Méthodologie de l'Étude
Les données ont été recueillies à partir des 42 centres de référence et de compétence des maladies respiratoires rares (RespiRare), combinant une analyse rétrospective couvrant la période de 2000 à 2022 et une prospective de février 2022 à 2023. L’étude a inclus 790 patients sur 22 ans, principalement des enfants âgés de moins de 2 ans. Parmi eux, 18 % étaient nés prématurés et 17 % avaient des antécédents familiaux de PID. L’âge médian au moment du diagnostic était de 3 mois, avec un ratio équilibré entre les sexes.
Résultats
Les examens complémentaires systématiquement réalisés comprenaient le scanner thoracique (90,6 %), révélant principalement des lésions de type verre dépoli, l’échographie cardiaque (20 % des cas montrant une hypertension pulmonaire) et un bilan d’auto-immunité (95,6 %), positif dans 25,3 % des cas. La signature d’interféron a été réalisée dans 13 % des cas avec un résultat positif chez 36 % d’enfants. Environ 77 % des patients ont bénéficié d’une analyse génétique, aboutissant à des résultats positifs dans 41,8 % des cas (22 % concernant les maladies du surfactant pulmonaire).

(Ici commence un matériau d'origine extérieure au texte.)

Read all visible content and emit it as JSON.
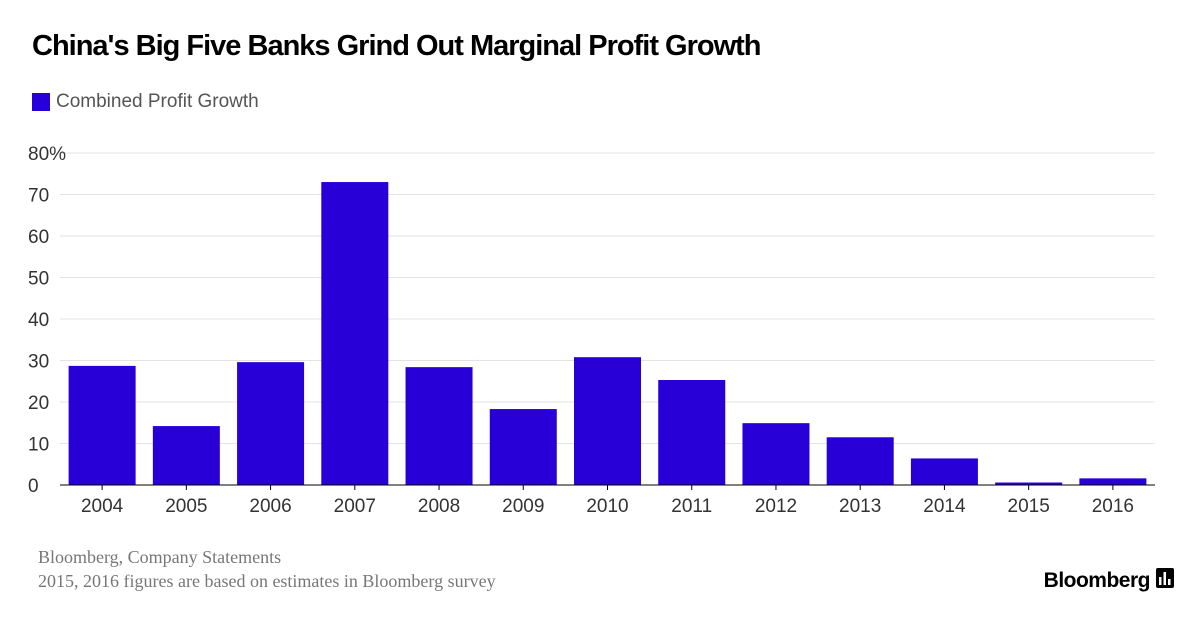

Chez les enfants de moins de 2 ans, les causes les plus courantes étaient liées aux pathologies du surfactant (23,7 %), et à l’hyperplasie des cellules neuroendocrines du nourrisson (NEHI). Chez les enfants plus âgés (2 à 18 ans), les causes les plus fréquentes comprenaient les hémorragies alvéolaires et l’hémosidérose, les pathologies du tissu conjonctif (connectivites), les pneumopathies d’hypersensibilité, la sarcoïdose et les vascularites. Malheureusement, des PID restent non-étiquetées dans 30,1 %.
Traitements
Parmi les traitements, la corticothérapie prédomine (IV 50 %, per os 40,2 %), tandis que l’azythromycine, les immunosuppresseurs, l’hydroxycloroquine sont utilisées dans 27, 3%, 20,3 %, 15,7 % respectivement. L’oxygénothérapie et la nutrition entérale ont été préconisées respectivement chez 52 %, et 27 % des enfants atteints de PID.
Conclusion
L’incidence et la prévalence présentées dans cette étude sont plus élevées que celles précédemment rapportées en raison de meilleurs outils diagnostiques (test génétique, RCP) et une meilleure exhaustivité des données.